The Freedom of Theology

This about sums it up. And it always will:
"When a man becomes involved in theological science, its object does not allow him to set himself apart from it or to claim independence and autarchic self-sufficiency. He has become involved in theology, even if his reasons for such involvement may have been very superficial, or indeed, utterly childish. Certainly, he never knew beforehand what a risk he was taking, and he will certainly never fully grasp this risk. But at any rate he has taken this step. He is a theologian because he finds himself confronted by this object. His heart is much too stubborn and fearful, and his little head much too weak, but he cannot merely dally or skirmish with this object. The consequences can no longer be avoided. This object disturbs him - and not merely from afar, the way a lightning flash on the horizon might disturb one. This object seeks him out and finds him precisely where he stands, and it is just there that this object has already sought him and found him. It met, encountered, and challenged him. It invaded, surprised, and captured him. It assumed control over him. As to himself, the light "dawned" on him, and he was ushered up from the audience to the stage. What he is supposed to do with this object has become wholly subordinate to the other question about how he must act now that this object obviously intended to have, and already has had, something to do with him. Before he knows anything at all, he finds himself known and consequently aroused and summoned to knowledge. He is summoned to re-search because he finds himself searched, to thinking and reflection because he hears someone speak to him long before he can even stammer, much less utter a coherent sentence. In short, he finds himself freed to be concerned with this object long before he can even reflect on the fact that there is such a freedom, and before he has made even an initial, hesitant, and unskilled use of it. He did not take part in this liberation, but what happened was that he was made a direct participant in this freedom."

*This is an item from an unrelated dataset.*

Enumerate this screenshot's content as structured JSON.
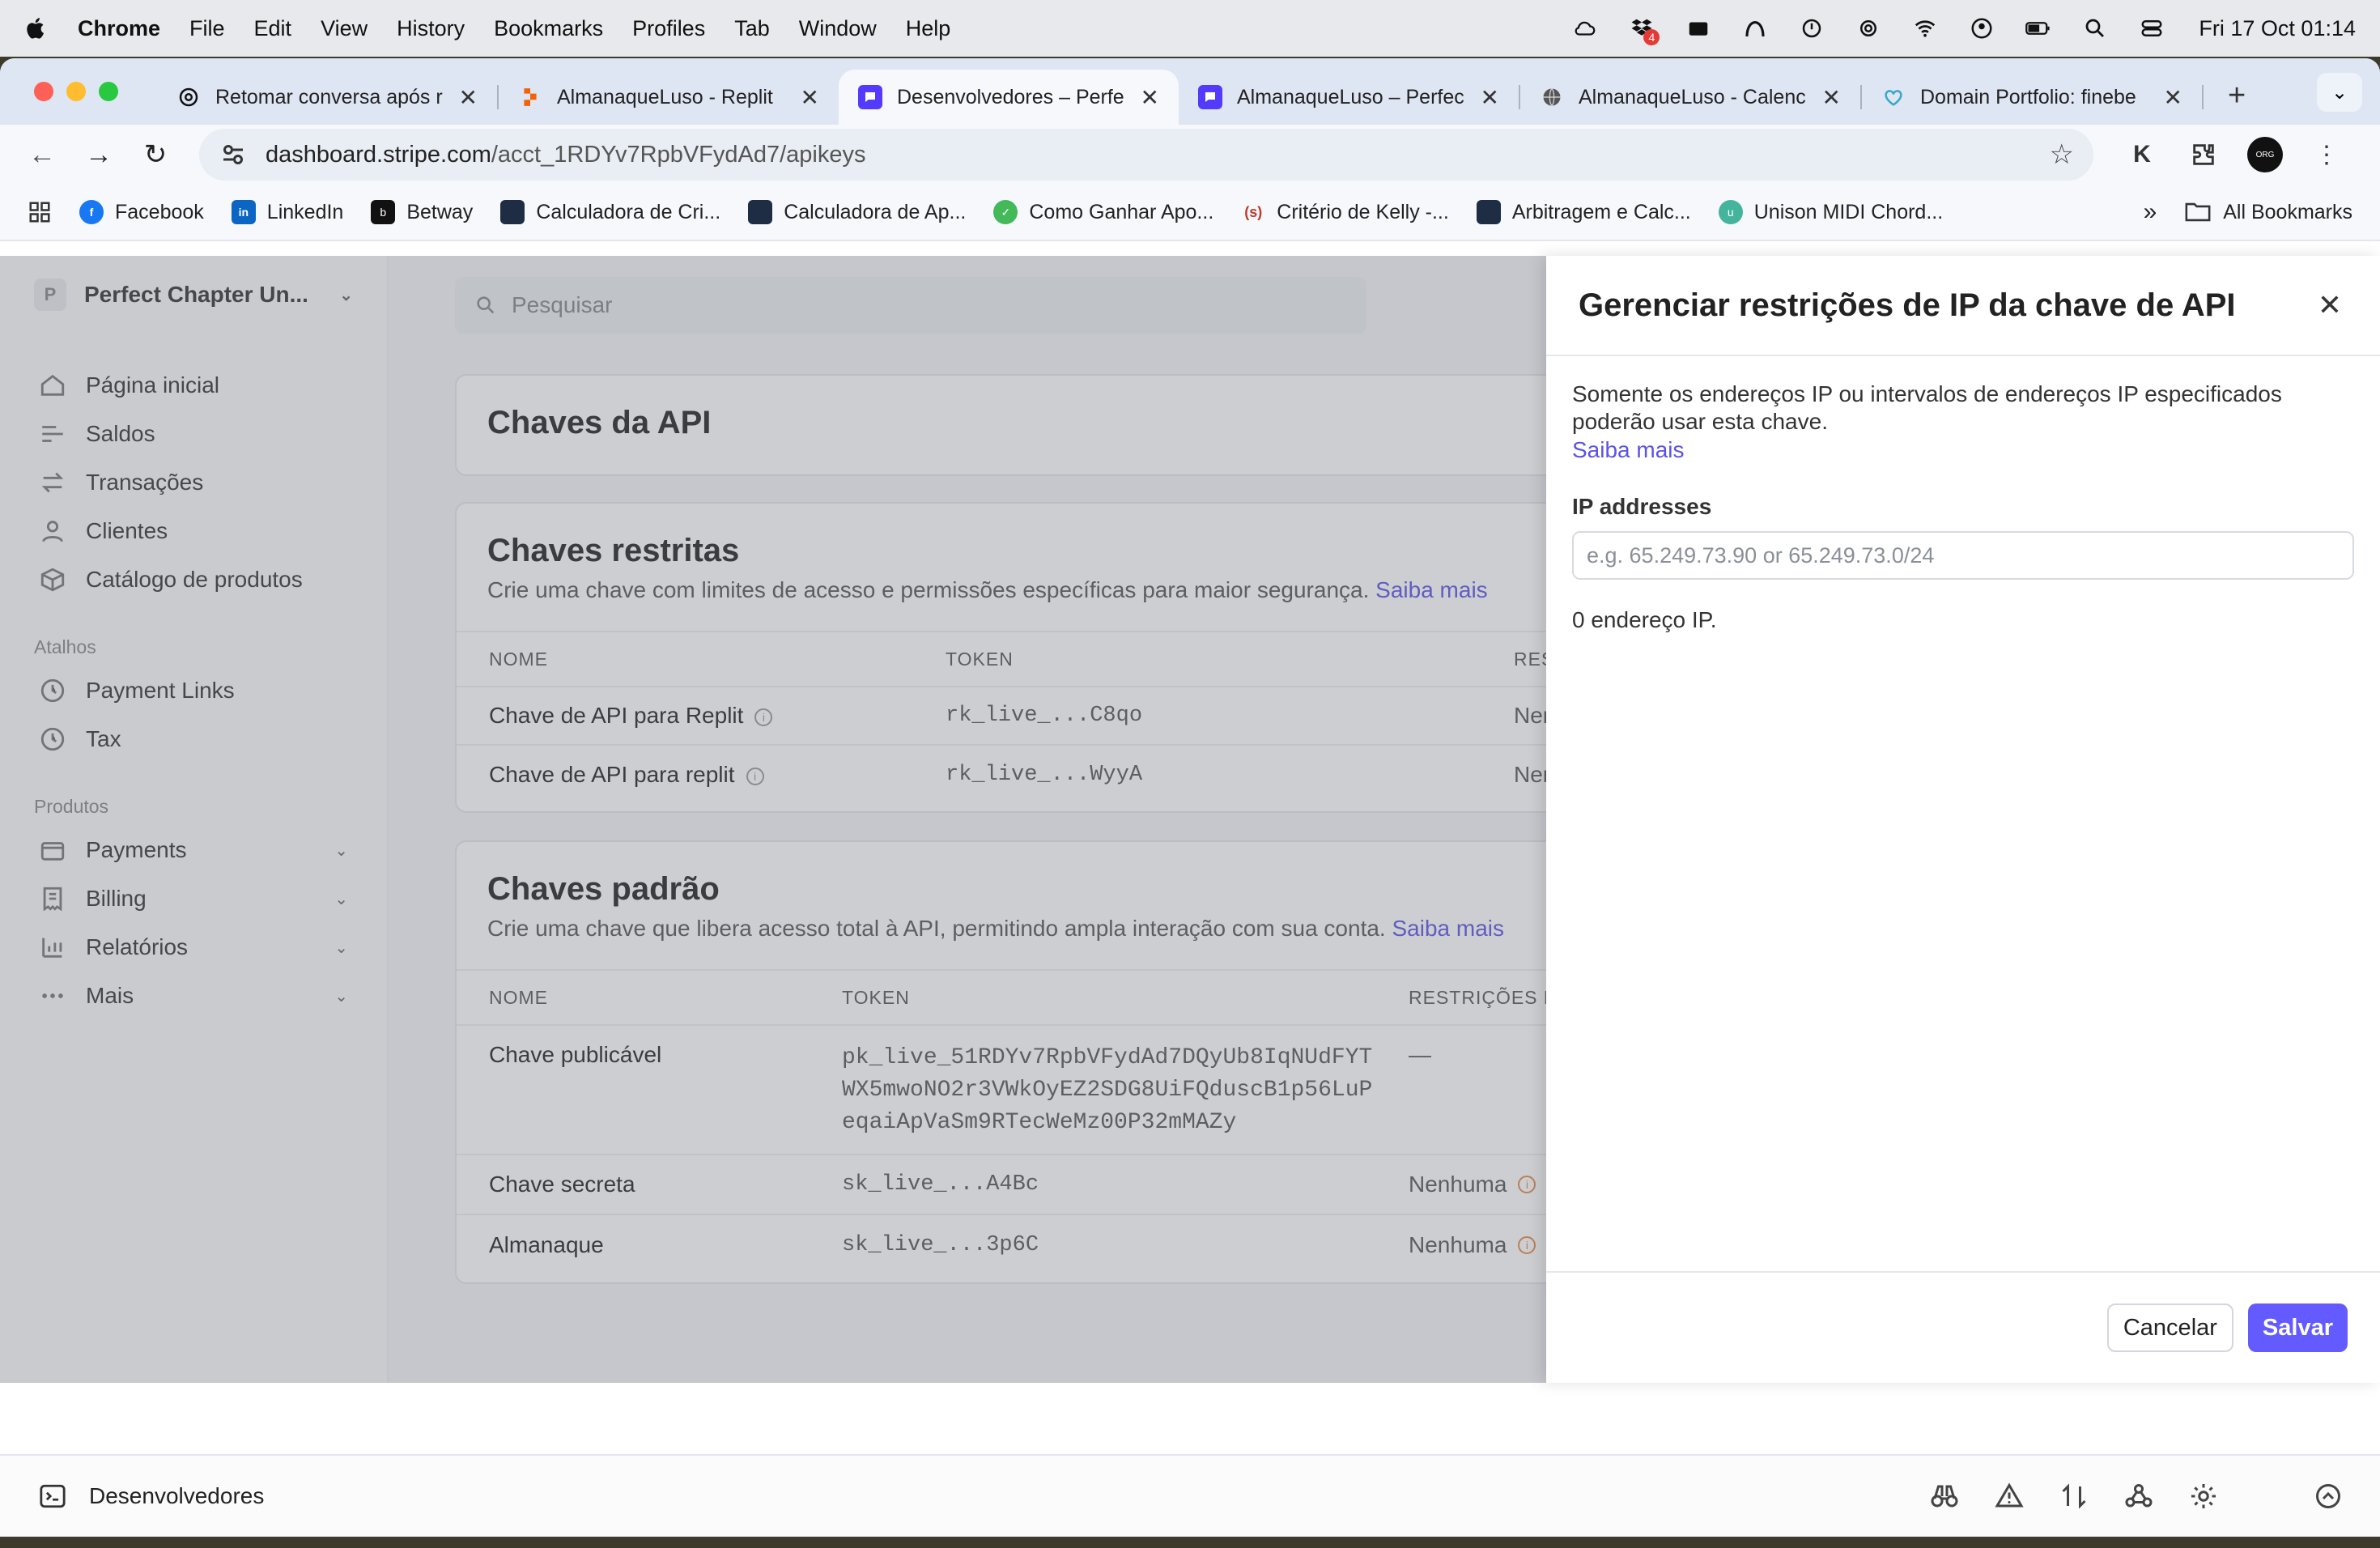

- Karl Barth, Evangelical Theology, 75-76.

3 comments:

Matthew Frost said...

This makes such a beautiful bookend with CD I.1 and his discussion of scientific theology. The words "Copernican revolution" are overused, certainly, but this is exactly the sort of thing Kant refers to under that name: the realization that I am inside the system of relationships I study, and my pretense of objective observation of that system is hypocrisy. If I want the math to line up correctly, in theology as much as astronomy, I must account for the fact that the object of my study has to do with me. Leaving this involvement, this subjectivity, out of the equations produces model after model that cannot work.

Anonymous said...

Kait, can you say more about the 'always will' in the preface to this quote?
- David CLD

Anonymous said...

What a great passage! Reading Barth for the first time reminds me of reading Heidegger for the first time...there seems to be something fundamentally unsettling and disorienting about what they're trying to communicate. That's just been my experience of beginning to read them, but I wonder if anyone else has made any connections between Barth and Heidegger.